Peki biz ne bekliyoruz?
Orada hazır petrol hattı...
Niçin Irak Petrol Boru Hattı'nın yeniden açılması için stratejik ortağımız ABD'ye "bu konuyu enine boyuna yeniden düşünmesi gerektiğini" söylemiyoruz?
Türkiye'nin...
Kör kuruşa ihtiyacı var...
Kerkük'den başlayıp Yumurtalık'a kadar uIaşan Türkiye-Irak Potrol Boru Hattı, Körfez Savaşı sonrasında 7 Ağustos 1990'da ABD'nin baskısıyla kapatılmıştı. 10 yıl geçti. Bu boru hattı Türkiye sınırları içinde yaklaşık 650 kilometre boyunca uzayan 40 ve 46 inç iki hattan oluşuyor. Pompa istasyonları, Ceyhan'da kurulu yükleme terminali var. Yılda 70.9 milyon ton petrolü taşıyacak kapasitede kuruldu. Hattın Türkiye bölümünün yapım maliyeti, 20 yıl öncesinin parasıyla, bize 1.5 milyar dolara mal oldu. İmzalanan pompaj ve yükleme anlaşması şartlarına göre, Türkiye bu hattın işlediği sıralarda pompaj, liman hizmetleri, petrol arıtım geliri karşılığı olarak yılda 250-280 milyon dolar arasında gelir elde ediyordu. Ayrıca bu hattın açık olması Güneydoğu Anadolu Bölgesi'nde ekonomik hayata çok olumlu katkılar yapıyordu ve bazı analizlere göre, hattın kapatılmasından sonra bölgede başlayan büyük işsizlik, sınır ticaretinin durmasıyla gelen ekonomik çöküntü gençlerin PKK'ya yönelmesinde etkili olmuştu. Irak'tan gelen petrolü taşıyan 5 bin tanker, hattın kapanmasından sonra işsiz kalmıştı. Türkiye ayrıca Irak'tan gelen petrolü bir miktar ucuza da aldığı için bu imkandan yoksun kalmıştı.
***
Bu hat 10 yıldır kapalı.
Türkiye'nin sadece boru hattı kirası olarak hesaplanan kaybı 2.5 milyar ile 3 milyar dolar civarında. Ve aldığım bilgiler doğruysa 10 yıldan beri boru hattı çalışmadığı ve içi petrol dolu bir tank gibi kullanıldığı için paslanma ve çürüme tehlikesiyle de yüzyüze gelmiş bulunuyor. Geçmiş yıllarda Türkiye, ABD'ye bu hattın açılması için başvuruda bulunmuş, ancak olumlu karşılanmamıştı.

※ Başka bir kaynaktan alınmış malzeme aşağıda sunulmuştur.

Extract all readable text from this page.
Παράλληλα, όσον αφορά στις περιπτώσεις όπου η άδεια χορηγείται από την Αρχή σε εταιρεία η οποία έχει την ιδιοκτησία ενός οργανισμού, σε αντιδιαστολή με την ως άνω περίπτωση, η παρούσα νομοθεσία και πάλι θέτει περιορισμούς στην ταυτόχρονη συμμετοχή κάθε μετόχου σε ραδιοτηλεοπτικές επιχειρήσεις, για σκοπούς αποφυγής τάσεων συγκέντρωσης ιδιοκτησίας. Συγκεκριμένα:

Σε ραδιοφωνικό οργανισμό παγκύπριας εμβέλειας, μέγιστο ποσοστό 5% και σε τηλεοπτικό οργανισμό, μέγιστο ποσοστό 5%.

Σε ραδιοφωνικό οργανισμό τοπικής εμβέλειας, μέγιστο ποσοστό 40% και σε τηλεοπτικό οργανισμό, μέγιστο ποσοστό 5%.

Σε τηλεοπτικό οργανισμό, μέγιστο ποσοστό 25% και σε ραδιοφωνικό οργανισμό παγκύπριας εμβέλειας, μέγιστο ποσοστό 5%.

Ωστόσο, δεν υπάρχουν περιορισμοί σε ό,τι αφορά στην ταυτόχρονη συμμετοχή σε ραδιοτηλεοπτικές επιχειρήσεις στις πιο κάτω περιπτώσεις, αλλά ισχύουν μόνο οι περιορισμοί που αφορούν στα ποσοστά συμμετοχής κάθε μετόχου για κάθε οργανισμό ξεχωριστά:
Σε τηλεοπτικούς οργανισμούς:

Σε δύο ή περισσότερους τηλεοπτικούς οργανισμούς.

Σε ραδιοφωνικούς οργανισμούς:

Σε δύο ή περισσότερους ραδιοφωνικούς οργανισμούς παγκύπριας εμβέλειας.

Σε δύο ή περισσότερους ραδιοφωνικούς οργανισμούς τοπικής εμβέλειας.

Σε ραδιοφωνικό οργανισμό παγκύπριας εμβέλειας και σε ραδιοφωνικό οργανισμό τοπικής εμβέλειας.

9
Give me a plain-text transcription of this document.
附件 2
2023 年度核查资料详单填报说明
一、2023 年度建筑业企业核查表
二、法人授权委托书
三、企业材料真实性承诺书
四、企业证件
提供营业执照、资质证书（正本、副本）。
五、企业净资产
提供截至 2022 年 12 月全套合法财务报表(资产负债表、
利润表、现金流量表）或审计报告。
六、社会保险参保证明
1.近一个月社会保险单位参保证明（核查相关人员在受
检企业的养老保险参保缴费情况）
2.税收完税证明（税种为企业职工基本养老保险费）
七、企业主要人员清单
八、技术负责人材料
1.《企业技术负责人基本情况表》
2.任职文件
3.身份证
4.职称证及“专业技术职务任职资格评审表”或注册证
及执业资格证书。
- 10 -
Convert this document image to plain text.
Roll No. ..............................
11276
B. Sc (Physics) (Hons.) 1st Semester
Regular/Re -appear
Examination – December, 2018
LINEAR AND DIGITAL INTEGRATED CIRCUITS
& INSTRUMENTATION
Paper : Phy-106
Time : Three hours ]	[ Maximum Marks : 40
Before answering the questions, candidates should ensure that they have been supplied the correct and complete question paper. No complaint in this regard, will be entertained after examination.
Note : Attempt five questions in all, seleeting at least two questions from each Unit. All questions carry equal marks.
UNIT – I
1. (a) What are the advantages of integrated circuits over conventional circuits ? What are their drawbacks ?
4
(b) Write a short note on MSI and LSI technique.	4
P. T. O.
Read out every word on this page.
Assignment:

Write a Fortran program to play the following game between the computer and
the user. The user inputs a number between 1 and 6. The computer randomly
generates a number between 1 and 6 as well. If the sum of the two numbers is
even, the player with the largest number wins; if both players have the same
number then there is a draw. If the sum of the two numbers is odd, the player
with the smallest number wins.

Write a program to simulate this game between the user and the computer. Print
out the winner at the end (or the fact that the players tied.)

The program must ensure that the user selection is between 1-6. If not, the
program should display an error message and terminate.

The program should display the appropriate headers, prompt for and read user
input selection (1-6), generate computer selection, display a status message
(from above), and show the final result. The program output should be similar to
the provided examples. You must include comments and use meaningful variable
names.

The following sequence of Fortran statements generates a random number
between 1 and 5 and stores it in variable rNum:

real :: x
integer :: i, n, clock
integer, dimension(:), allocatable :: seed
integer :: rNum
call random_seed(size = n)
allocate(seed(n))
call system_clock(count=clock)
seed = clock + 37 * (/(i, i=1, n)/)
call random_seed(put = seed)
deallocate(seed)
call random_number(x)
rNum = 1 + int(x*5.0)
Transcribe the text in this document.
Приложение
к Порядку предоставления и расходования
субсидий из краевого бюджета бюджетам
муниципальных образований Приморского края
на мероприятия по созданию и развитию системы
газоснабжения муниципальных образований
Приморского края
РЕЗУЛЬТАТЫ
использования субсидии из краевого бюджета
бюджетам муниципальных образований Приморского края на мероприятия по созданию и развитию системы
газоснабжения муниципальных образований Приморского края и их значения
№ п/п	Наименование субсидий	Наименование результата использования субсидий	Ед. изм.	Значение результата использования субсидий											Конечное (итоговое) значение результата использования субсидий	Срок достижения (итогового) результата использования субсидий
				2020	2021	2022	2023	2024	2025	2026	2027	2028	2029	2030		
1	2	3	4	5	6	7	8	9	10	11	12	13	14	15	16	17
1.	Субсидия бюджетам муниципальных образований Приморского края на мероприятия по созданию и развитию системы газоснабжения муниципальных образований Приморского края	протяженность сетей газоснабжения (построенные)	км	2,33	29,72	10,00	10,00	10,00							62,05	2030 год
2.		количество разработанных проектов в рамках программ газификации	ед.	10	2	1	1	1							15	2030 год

Fakat bugün şartlar değişti.
Barış rüzgarları esiyor.
Bizim hükümet ne bekliyor?
Niçin bu konuyu sorgulamıyor?
Clinton, Türkiye'ye geldiğinde "Stratejik ortağız..." dememiş miydi? Faturayı tek taraflı ödeyen ortaklığın adına enayilik diyorlar. Alnımızda enayi mi yazıyor?